International Journal of Computer Applications |
Foundation of Computer Science (FCS), NY, USA |
Volume 177 - Number 22 |
Year of Publication: 2019 |
Authors: K. M. Tawsik Jawad, Maisha Binte Rashid, Nazmus Sakib |
10.5120/ijca2019919652 |
K. M. Tawsik Jawad, Maisha Binte Rashid, Nazmus Sakib . Targeted Face Recognition and Alarm Generation for Security Surveillance using Single Shot Multibox Detector (SSD). International Journal of Computer Applications. 177, 22 ( Dec 2019), 8-13. DOI=10.5120/ijca2019919652
Face recognition has been considered as one of the most important means of security in prevention of crimes in this era. Surveillance cameras in crowded areas keeps good monitoring of all activities. So, it can be used as a witness against criminals or can be used to prevent crimes before happening. With the advancement in deep neural networks in surveillance cameras, face recognition accuracy has increased in challenging environments too. But this country is still lagging behind in this regard.
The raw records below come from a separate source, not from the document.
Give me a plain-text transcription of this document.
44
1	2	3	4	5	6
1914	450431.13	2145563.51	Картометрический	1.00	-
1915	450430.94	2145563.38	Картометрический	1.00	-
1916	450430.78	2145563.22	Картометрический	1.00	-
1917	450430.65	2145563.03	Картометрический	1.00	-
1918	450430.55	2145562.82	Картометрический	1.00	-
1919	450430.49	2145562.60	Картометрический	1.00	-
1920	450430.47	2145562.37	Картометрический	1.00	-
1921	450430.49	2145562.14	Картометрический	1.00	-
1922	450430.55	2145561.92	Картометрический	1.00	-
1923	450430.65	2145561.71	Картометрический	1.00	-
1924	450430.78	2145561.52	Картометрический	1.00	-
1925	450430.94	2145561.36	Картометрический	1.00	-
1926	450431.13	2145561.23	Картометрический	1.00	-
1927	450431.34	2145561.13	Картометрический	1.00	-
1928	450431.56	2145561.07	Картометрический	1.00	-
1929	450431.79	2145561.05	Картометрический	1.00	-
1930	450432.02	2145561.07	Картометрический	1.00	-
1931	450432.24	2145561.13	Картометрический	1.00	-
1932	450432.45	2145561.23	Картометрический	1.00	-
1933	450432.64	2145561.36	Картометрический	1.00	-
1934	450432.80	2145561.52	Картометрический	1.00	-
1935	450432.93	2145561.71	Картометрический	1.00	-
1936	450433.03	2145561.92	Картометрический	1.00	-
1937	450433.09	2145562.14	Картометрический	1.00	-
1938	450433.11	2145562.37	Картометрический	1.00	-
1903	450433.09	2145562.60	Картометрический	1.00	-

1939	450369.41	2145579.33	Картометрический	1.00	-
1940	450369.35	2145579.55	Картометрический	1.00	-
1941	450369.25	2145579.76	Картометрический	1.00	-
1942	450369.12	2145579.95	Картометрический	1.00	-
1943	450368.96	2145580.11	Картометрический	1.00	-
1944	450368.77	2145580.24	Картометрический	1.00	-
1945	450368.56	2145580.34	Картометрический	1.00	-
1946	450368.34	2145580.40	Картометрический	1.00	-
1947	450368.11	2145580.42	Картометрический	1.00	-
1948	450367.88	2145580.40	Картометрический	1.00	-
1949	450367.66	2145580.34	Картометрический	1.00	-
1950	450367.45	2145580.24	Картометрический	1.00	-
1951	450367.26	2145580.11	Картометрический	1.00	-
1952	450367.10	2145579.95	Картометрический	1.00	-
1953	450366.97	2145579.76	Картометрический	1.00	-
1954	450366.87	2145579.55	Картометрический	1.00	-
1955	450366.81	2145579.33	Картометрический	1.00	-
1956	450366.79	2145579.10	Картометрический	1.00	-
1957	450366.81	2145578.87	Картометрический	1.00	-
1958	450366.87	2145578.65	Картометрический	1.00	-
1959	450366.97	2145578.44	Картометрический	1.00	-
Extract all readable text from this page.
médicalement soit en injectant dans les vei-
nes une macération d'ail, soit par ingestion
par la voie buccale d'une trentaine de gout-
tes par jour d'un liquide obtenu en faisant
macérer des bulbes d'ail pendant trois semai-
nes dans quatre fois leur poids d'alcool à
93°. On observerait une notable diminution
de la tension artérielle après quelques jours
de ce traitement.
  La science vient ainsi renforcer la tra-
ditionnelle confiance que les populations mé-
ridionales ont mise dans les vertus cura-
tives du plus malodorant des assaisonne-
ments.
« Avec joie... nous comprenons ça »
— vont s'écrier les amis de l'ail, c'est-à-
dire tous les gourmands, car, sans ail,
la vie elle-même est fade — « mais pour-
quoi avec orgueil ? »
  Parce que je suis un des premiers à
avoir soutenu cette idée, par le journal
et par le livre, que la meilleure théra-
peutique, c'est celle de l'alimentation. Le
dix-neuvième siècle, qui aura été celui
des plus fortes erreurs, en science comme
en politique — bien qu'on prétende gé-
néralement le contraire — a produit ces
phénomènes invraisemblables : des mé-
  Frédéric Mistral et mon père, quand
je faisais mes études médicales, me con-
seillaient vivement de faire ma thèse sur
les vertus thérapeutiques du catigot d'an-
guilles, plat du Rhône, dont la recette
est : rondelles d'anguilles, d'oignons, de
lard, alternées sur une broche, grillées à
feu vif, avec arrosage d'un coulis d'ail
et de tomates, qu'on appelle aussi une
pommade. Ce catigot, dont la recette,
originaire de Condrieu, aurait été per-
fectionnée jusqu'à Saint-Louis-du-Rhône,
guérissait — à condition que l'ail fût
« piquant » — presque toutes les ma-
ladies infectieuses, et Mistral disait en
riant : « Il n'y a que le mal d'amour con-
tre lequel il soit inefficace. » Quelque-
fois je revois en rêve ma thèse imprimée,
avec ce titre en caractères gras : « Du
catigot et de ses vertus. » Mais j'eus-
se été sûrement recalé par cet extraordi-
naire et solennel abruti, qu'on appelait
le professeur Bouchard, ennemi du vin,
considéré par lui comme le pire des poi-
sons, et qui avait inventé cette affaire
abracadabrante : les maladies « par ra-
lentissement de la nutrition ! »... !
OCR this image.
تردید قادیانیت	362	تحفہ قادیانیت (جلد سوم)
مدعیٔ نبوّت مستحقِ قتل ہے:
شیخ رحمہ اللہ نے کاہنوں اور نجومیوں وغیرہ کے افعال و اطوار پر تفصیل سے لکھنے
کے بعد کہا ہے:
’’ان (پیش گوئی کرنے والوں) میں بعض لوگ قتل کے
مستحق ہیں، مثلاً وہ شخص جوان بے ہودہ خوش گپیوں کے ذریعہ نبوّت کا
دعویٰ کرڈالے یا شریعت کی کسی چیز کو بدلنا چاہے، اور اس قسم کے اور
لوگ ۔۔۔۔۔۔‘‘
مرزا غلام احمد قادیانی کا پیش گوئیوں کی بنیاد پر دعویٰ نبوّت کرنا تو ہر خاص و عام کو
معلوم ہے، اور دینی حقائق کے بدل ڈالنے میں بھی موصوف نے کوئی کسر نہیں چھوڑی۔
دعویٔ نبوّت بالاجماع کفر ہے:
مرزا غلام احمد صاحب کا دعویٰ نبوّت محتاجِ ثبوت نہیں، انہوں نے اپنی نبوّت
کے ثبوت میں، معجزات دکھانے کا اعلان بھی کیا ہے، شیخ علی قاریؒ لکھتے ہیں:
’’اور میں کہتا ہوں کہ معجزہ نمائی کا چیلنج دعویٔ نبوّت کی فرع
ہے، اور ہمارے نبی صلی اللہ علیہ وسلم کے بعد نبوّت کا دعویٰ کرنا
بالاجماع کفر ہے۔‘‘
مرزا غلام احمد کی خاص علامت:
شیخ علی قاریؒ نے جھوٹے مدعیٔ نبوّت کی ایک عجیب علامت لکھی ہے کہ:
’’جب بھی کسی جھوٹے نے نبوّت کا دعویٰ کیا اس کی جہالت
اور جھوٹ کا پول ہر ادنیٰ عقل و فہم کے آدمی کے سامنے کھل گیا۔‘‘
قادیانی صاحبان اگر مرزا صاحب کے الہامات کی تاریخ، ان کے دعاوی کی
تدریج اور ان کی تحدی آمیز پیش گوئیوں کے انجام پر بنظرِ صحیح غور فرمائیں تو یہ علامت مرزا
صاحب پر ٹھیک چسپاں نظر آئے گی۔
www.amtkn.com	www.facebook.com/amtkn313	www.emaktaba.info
So, the proposed work focuses mainly on face recognition with custom Bangladeshi dataset that can be robust enough against blurriness, pose variations and occlusions. Single Shot Multibox Detector (SSD) model was chosen since it produced significant improvement in accuracy compared to many state of the art models. Tensorflow API was used with SSD-Mobilenet-FPN model config to generate alarms when targeted face was recognized among many faces in crowd.